Suddenly, when faced with a protest and possible law suit, the director of the VA Connecticut Healthcare System decided that he would reinterpret the rules from the Department of Veterans Affairs and blame any problems on a new employee. He told the Secretary that as long as she signs up as a volunteer and certifies that the registration drive is non-partisan, all is well. Of course this is after two unanswered letters and a phone call on Friday denying her access.
Will other states now take up the gauntlet for our veterans? Will congress step up and put a stop to the misuse of the Hatch Act and disenfranchisement of our veterans? We deserve much better than this.
The Secretary of State's original press release from yesterday follows below...
'The practice and policy of banning voter registration drives at veterans facilities is an slap in the face to the people that have served, put their lives on the line and scarified the most for our fundamental freedoms. It is simply wrong." said Bysiewicz. "It defies logic that this administration would even consider disenfranchising tens of thousands of veterans who have served our country and now require care. At a minimum we should make it easier for our veterans to register to vote."
Earlier this month in preparation for the November 4, 2008 Presidential Election, which promises to bring voters to the polls in record numbers, Secretary Bysiewicz requested permission to visit both inpatient and outpatient facilities to educate veterans, especially veterans with disabilities, about Connecticut's new voting machines. Last week, however, West Haven Veterans Hospital denied Secretary Bysiewicz's request.

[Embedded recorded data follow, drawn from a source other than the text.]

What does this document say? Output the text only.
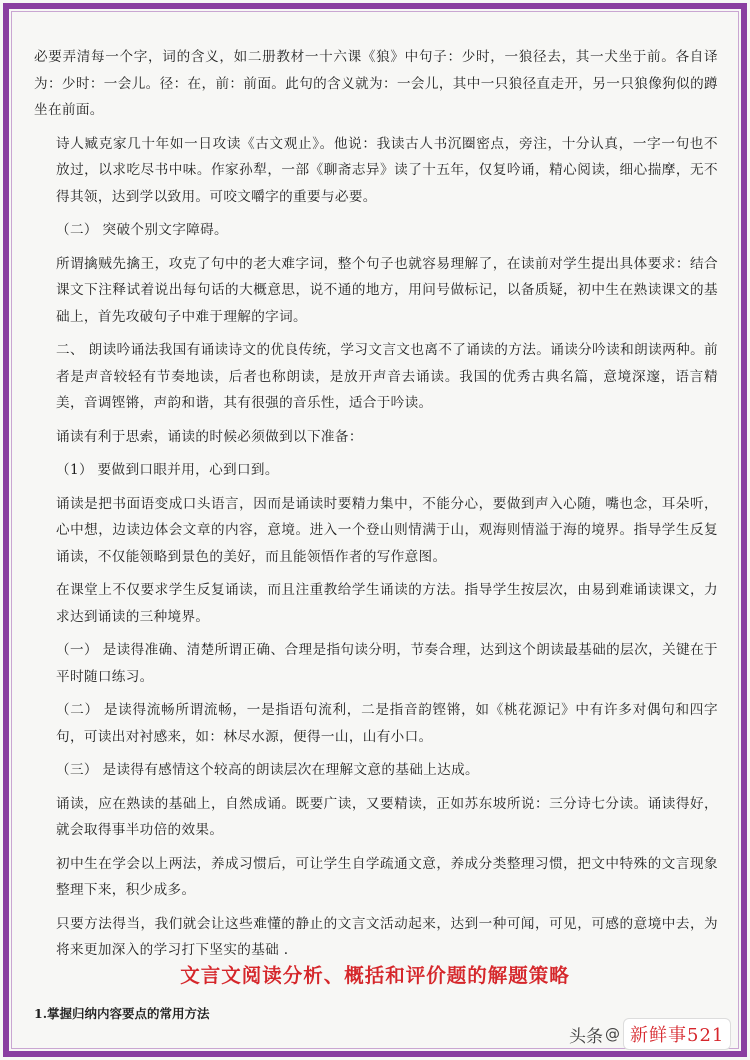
必要弄清每一个字，词的含义，如二册教材一十六课《狼》中句子：少时，一狼径去，其一犬坐于前。各自译为：少时：一会儿。径：在，前：前面。此句的含义就为：一会儿，其中一只狼径直走开，另一只狼像狗似的蹲坐在前面。

诗人臧克家几十年如一日攻读《古文观止》。他说：我读古人书沉圈密点，旁注，十分认真，一字一句也不放过，以求吃尽书中味。作家孙犁，一部《聊斋志异》读了十五年，仅复吟诵，精心阅读，细心揣摩，无不得其领，达到学以致用。可咬文嚼字的重要与必要。

（二） 突破个别文字障碍。

所谓擒贼先擒王，攻克了句中的老大难字词，整个句子也就容易理解了，在读前对学生提出具体要求：结合课文下注释试着说出每句话的大概意思，说不通的地方，用问号做标记，以备质疑，初中生在熟读课文的基础上，首先攻破句子中难于理解的字词。

二、 朗读吟诵法我国有诵读诗文的优良传统，学习文言文也离不了诵读的方法。诵读分吟读和朗读两种。前者是声音较轻有节奏地读，后者也称朗读，是放开声音去诵读。我国的优秀古典名篇，意境深邃，语言精美，音调铿锵，声韵和谐，其有很强的音乐性，适合于吟读。

诵读有利于思索，诵读的时候必须做到以下准备：

（1） 要做到口眼并用，心到口到。

诵读是把书面语变成口头语言，因而是诵读时要精力集中，不能分心，要做到声入心随，嘴也念，耳朵听，心中想，边读边体会文章的内容，意境。进入一个登山则情满于山，观海则情溢于海的境界。指导学生反复诵读，不仅能领略到景色的美好，而且能领悟作者的写作意图。

在课堂上不仅要求学生反复诵读，而且注重教给学生诵读的方法。指导学生按层次，由易到难诵读课文，力求达到诵读的三种境界。

（一） 是读得准确、清楚所谓正确、合理是指句读分明，节奏合理，达到这个朗读最基础的层次，关键在于平时随口练习。

（二） 是读得流畅所谓流畅，一是指语句流利，二是指音韵铿锵，如《桃花源记》中有许多对偶句和四字句，可读出对衬感来，如：林尽水源，便得一山，山有小口。

（三） 是读得有感情这个较高的朗读层次在理解文意的基础上达成。

诵读，应在熟读的基础上，自然成诵。既要广读，又要精读，正如苏东坡所说：三分诗七分读。诵读得好，就会取得事半功倍的效果。

初中生在学会以上两法，养成习惯后，可让学生自学疏通文意，养成分类整理习惯，把文中特殊的文言现象整理下来，积少成多。

只要方法得当，我们就会让这些难懂的静止的文言文活动起来，达到一种可闻，可见，可感的意境中去，为将来更加深入的学习打下坚实的基础 .

文言文阅读分析、概括和评价题的解题策略
1.掌握归纳内容要点的常用方法
头条 @ 新鲜事521
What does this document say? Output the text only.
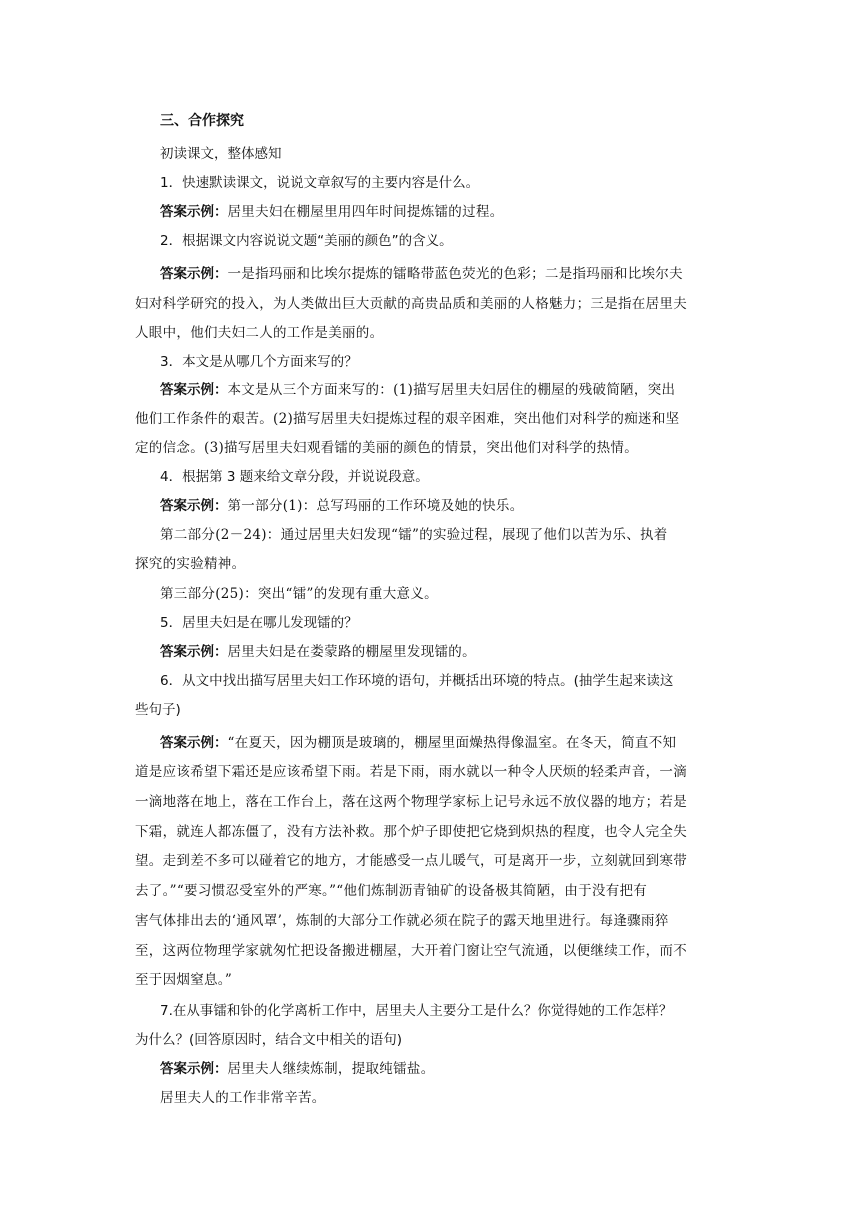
三、合作探究
初读课文，整体感知
1．快速默读课文，说说文章叙写的主要内容是什么。
答案示例：居里夫妇在棚屋里用四年时间提炼镭的过程。
2．根据课文内容说说文题“美丽的颜色”的含义。
答案示例：一是指玛丽和比埃尔提炼的镭略带蓝色荧光的色彩；二是指玛丽和比埃尔夫
妇对科学研究的投入，为人类做出巨大贡献的高贵品质和美丽的人格魅力；三是指在居里夫
人眼中，他们夫妇二人的工作是美丽的。
3．本文是从哪几个方面来写的？
答案示例：本文是从三个方面来写的：(1)描写居里夫妇居住的棚屋的残破简陋，突出
他们工作条件的艰苦。(2)描写居里夫妇提炼过程的艰辛困难，突出他们对科学的痴迷和坚
定的信念。(3)描写居里夫妇观看镭的美丽的颜色的情景，突出他们对科学的热情。
4．根据第 3 题来给文章分段，并说说段意。
答案示例：第一部分(1)：总写玛丽的工作环境及她的快乐。
第二部分(2－24)：通过居里夫妇发现“镭”的实验过程，展现了他们以苦为乐、执着
探究的实验精神。
第三部分(25)：突出“镭”的发现有重大意义。
5．居里夫妇是在哪儿发现镭的？
答案示例：居里夫妇是在娄蒙路的棚屋里发现镭的。
6．从文中找出描写居里夫妇工作环境的语句，并概括出环境的特点。(抽学生起来读这
些句子)
答案示例：“在夏天，因为棚顶是玻璃的，棚屋里面燥热得像温室。在冬天，简直不知
道是应该希望下霜还是应该希望下雨。若是下雨，雨水就以一种令人厌烦的轻柔声音，一滴
一滴地落在地上，落在工作台上，落在这两个物理学家标上记号永远不放仪器的地方；若是
下霜，就连人都冻僵了，没有方法补救。那个炉子即使把它烧到炽热的程度，也令人完全失
望。走到差不多可以碰着它的地方，才能感受一点儿暖气，可是离开一步，立刻就回到寒带
去了。”“要习惯忍受室外的严寒。”“他们炼制沥青铀矿的设备极其简陋，由于没有把有
害气体排出去的‘通风罩’，炼制的大部分工作就必须在院子的露天地里进行。每逢骤雨猝
至，这两位物理学家就匆忙把设备搬进棚屋，大开着门窗让空气流通，以便继续工作，而不
至于因烟窒息。”
7.在从事镭和钋的化学离析工作中，居里夫人主要分工是什么？你觉得她的工作怎样？
为什么？(回答原因时，结合文中相关的语句)
答案示例：居里夫人继续炼制，提取纯镭盐。
居里夫人的工作非常辛苦。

Secretary Bysiewicz has written to Mr. Roger Johnson, Director of Veterans Affairs Connecticut Healthcare System. "I view this denial of access both as a civil rights violation of the deepest measure and as a moral slap in the faces of those veterans who are supposed to be served by the VA Connecticut Healthcare System; veterans attempting to put their lives back together after leaving those lives behind to serve our country," wrote Bysiewicz. "Since your organization has refused to give us a reason for this denial, and since I can think of no legitimate reason to deny veterans access to information about their voting rights and how to use new voting machines. Certainly, it does not reflect what is in the best interests of the veterans you are supposed to serve."
Secretary Bysiewicz is calling on the Federal Elections Assistance Commission to launch an investigation to determine whether veterans living in these facilities are being unfairly denied access to information on the new voting machines.
On behalf of veterans, I would like to thank the Secretary for taking a stand against the disenfranchising actions by the Federal government.